Someone was traveling to Milan, a child,

Now missing in a pink hotel

Where confetti dots the vacuum.

We have closed ourselves in here,

With a floor and ceiling to things,

But we have names for all the remnants of these boxed dreams,

Unlike the fetus who sleeps and wakes in the unlit reticule

Of two hearts.

8.

We have gotten our things together

Before the trip,

A small hoard of connected points

To answer the nebula

That cannot be made out tonight

Or any other night.

We have chosen our clusters

And have loved them like the letters and spoons,

Thimbles and little pieces of twine

Forgotten in the beloved’s desk.

9.

They whisper,

Like those who see the dead in the same room:

Outlining the universe in a coffin.

It is strange to think that infinity has six sides.
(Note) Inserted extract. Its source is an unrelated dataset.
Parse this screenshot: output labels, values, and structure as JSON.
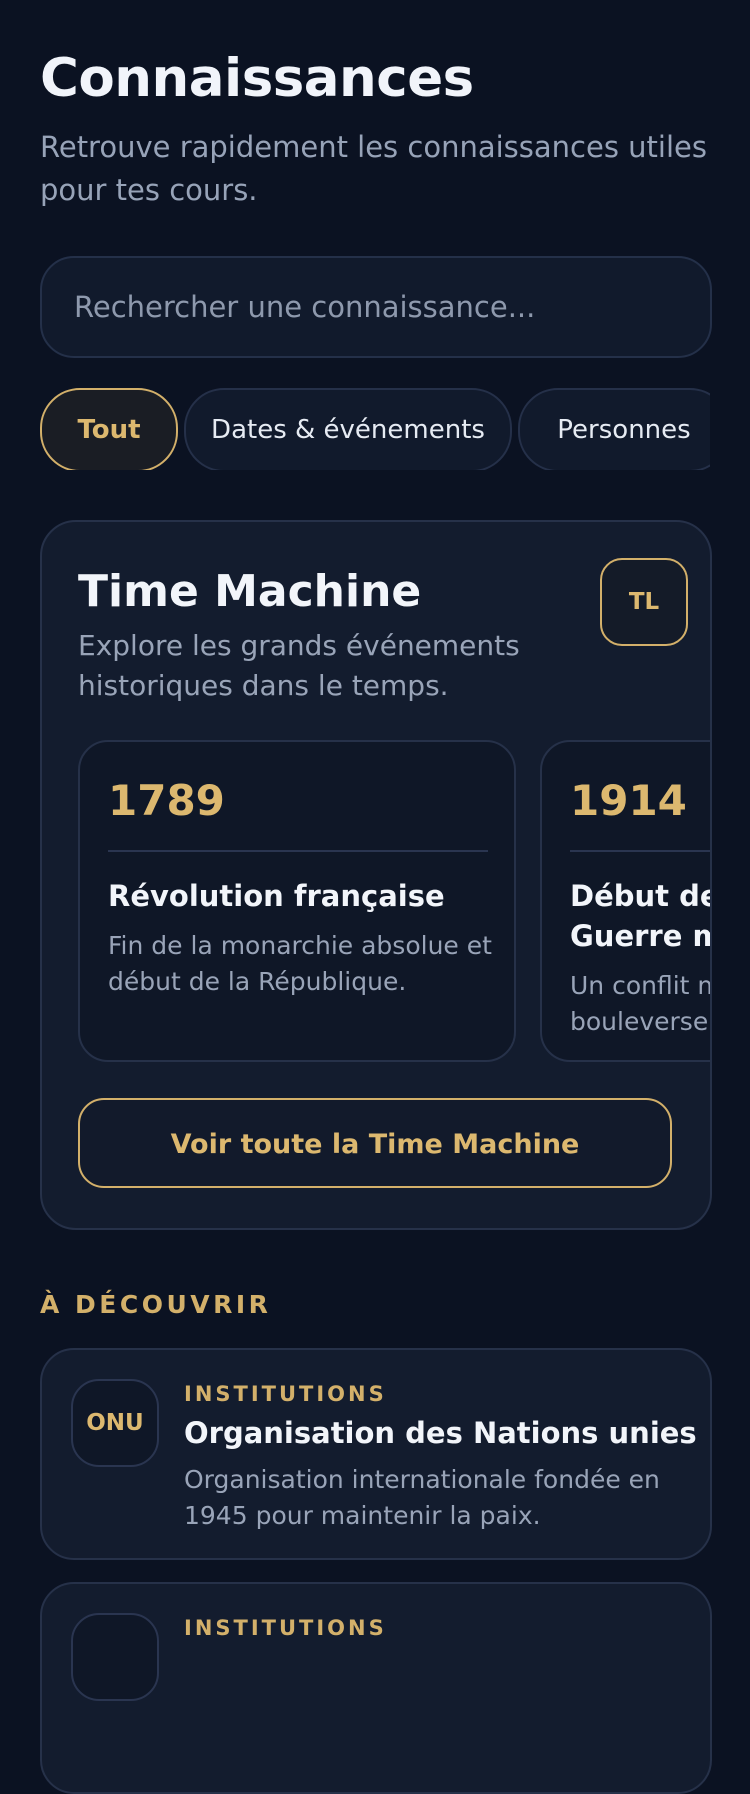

Heaven is the cage of the cosmos,

Reduced to the minute and the placid,

Our reticulum visible in January,

Ten tiny lights on an oak lid,

Shining like glass where the world sleeps

In a cat’s-eye.

Joseph Cornell

FORGOTTEN GAME

c. 1949

53.3 x 39.4 x 10.2 cm.

painted, glazed, wooden box for a kinetic construction of wood, paint, paper rings, paper birds, cracked pane of glass, bells and rubber ball.

THE GRAND HOTELS

Robert Coover

THE GRAND HOTEL NIGHT VOYAGE

The Grand Hotel Night Voyage, described in its brochure as “a soaring tower of dreams and visions for transient romantics with repressed desires and eventless lives,” is the archetypal grand hotel, first of its kind and said to be the progenitor of all others. Originally designed as a colorful hot air balloon (thus its name), it acquired its pagodalike tower—at the time still under construction—as a consequence of an unexpected descent, although the lobby, with its caged tropical birds, its musical fountain, and its bright yellow walls, lined with mirrors, movie posters, and paintings of dancers and acrobats, retains still some of the lost balloon’s original charm and gaiety. Indeed, this chance encounter of balloon and tower, so like that of hotel guests in, say, the elevator or common restrooms or the hair salon, not only brought the Grand Hotel Night Voyage into existence, but made fortuitous juxtaposition a standard requirement for grand hotel classification thereafter.

Though the lobby is ever aglitter with its myriad reflections, bright paint, and exotic plumage, however, there appears at checkin time, drifting in from stairwells, elevator shafts, and inner passages, a somber blue haze, faintly redolent of fresh cut paper and silver nitrate, and of grass made fragrant by evening dew: a reminder to visitors that the hotel, as its name suggests, is not for lighthearted day-trippers or busloads of convivial tourists, but for dedicated and solitary explorers of the night. There are no double beds in the Grand Hotel Night Voyage. Many of the rooms have no walls, it’s true; or, better said, none of the rooms have walls all the time; but they do not communicate with one another. One may well meet fellow travelers in the night’s migrations (one speaks of this not as a passing by but a passing through), but they will not necessarily be residents of the same hotel. For those who are regulars here, as are most, it is upon entering (or being entered by) this curling blue mist, not unlike the gas that once lifted the hot air balloon skyward, that one begins to feel at home.